You envision a world with exactly one way to share photos? In this world, is there also only one word-sharing site?

I think there are more information problems out there than software engineers.


Consider this: every day on ProductHunt, we see dozens if not hundred new apps pumped out. How many of those succeed? Not very many. Why?

Each and every one of those apps was designed to solve a problem. So, why is there so little demand? It's because users already have another app/spreadsheet/website/solution/process that does something too similar and because their existing solution is good enough.

The fact that so many apps are being produced and fail to see traction is an indication of massive oversupply of solutions and talent. It's just too easy to produce yet another app, and so everyone does. this inevitably, must lead to an oversupply of solutions.


You're exactly right.
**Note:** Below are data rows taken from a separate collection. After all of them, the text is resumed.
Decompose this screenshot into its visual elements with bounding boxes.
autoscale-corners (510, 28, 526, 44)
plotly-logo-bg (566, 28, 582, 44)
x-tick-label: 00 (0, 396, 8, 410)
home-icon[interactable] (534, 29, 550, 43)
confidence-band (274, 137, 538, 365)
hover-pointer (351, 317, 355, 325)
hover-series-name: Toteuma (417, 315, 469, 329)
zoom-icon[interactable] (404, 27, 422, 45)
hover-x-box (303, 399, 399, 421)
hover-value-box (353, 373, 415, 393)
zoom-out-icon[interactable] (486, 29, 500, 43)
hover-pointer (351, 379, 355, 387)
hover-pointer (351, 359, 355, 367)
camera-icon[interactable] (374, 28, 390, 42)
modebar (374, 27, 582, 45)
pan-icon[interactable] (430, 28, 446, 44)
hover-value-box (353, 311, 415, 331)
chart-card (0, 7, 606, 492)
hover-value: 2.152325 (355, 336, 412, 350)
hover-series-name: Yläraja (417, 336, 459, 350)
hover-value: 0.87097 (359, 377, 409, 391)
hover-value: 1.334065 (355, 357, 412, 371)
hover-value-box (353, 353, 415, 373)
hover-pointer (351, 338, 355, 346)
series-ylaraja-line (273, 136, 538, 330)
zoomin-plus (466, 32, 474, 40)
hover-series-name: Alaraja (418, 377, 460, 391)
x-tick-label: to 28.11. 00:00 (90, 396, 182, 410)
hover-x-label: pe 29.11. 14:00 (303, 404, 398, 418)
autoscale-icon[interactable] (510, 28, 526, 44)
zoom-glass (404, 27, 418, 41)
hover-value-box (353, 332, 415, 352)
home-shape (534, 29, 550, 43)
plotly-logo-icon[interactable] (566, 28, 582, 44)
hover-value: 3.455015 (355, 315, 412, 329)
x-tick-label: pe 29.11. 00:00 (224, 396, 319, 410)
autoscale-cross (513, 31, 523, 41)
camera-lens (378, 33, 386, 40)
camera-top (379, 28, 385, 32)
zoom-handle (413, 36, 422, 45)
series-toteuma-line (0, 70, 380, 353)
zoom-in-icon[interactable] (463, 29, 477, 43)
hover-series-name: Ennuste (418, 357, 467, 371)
Outside of deep deep tech (e.g. self-driving cars), you'd have to really, REALLY dig deep to find one or two startups that failed because of lack of technical talent.
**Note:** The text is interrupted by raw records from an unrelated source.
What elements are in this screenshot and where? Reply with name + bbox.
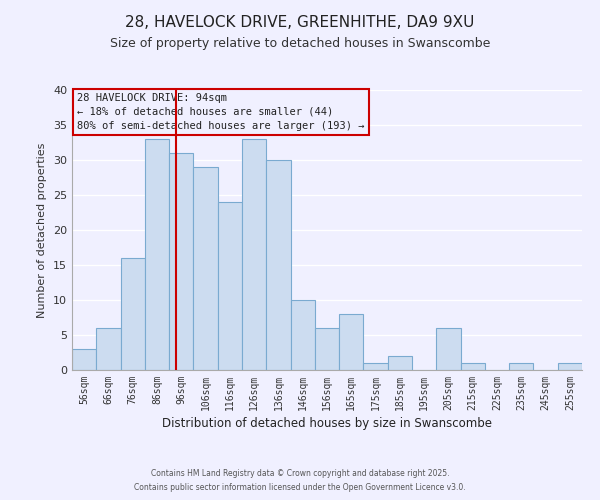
Bar <box>121 258 145 370</box>
Bar <box>315 328 339 370</box>
Y-axis label: Number of detached properties: Number of detached properties <box>37 142 47 318</box>
Text: 28, HAVELOCK DRIVE, GREENHITHE, DA9 9XU: 28, HAVELOCK DRIVE, GREENHITHE, DA9 9XU <box>125 15 475 30</box>
Text: Size of property relative to detached houses in Swanscombe: Size of property relative to detached ho… <box>110 38 490 51</box>
Bar <box>290 300 315 370</box>
Bar <box>145 139 169 370</box>
Bar <box>388 356 412 370</box>
Bar <box>96 328 121 370</box>
Bar <box>193 167 218 370</box>
Bar <box>266 160 290 370</box>
Bar <box>339 314 364 370</box>
Bar <box>461 363 485 370</box>
Bar <box>72 349 96 370</box>
Bar <box>509 363 533 370</box>
Bar <box>242 139 266 370</box>
Text: 28 HAVELOCK DRIVE: 94sqm
← 18% of detached houses are smaller (44)
80% of semi-d: 28 HAVELOCK DRIVE: 94sqm ← 18% of detach… <box>77 93 365 131</box>
Bar <box>364 363 388 370</box>
Bar <box>436 328 461 370</box>
Bar <box>558 363 582 370</box>
Bar <box>169 153 193 370</box>
Bar <box>218 202 242 370</box>
X-axis label: Distribution of detached houses by size in Swanscombe: Distribution of detached houses by size … <box>162 417 492 430</box>
Text: Contains HM Land Registry data © Crown copyright and database right 2025.: Contains HM Land Registry data © Crown c… <box>151 468 449 477</box>
Text: Contains public sector information licensed under the Open Government Licence v3: Contains public sector information licen… <box>134 484 466 492</box>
Now consider how many startups failed because of lack of customer demand - nearly all of them.

This isn't just an indicator of an oversupply of talent, it also suggests an oversupply of capital. Cheap money lets you find talent, but it doesn't guarantee a path to a profitable business.


You are wrongly correlating apps launched on ProductHunt to be representative of all problems being solved. If I were to describe one word for ProductHunt launches, then it would be "sensationalist". Most of the apps being launched there are moreso trying to go viral than solving a profound and/or boring problem. The YC launches are probably more representative of the landscape and most of them have never had a ProductHunt launch.


I don't see this at all as related to oversupply of solutions and talent. It's a darwinian structural feature of many of these domains that a very small number of winners will beat out all other solutions, and if the problem is valuable a large number of candidates will compete for the chance to be a winner.

Likewise with talent, roles are not fungible. If I'm engineer #5 at one of 100 photo-sharing startups that's a totally different proposition to being engineer #500 at one large photosharing company. A different sort of candidate is going for that second role and you actually need somewhat different personality and skills. That implies a really different competitive dynamic as well.


I think you need a different kind of talent to build the "hard startups" he's talking about. Sure, there are a million folks who can throw together a CRUD photo-sharing app, especially with the improvements in cloud services and development frameworks in the last decade. If you want to build an AR headset, maybe there's a few dozen people with the right expertise to make it happen.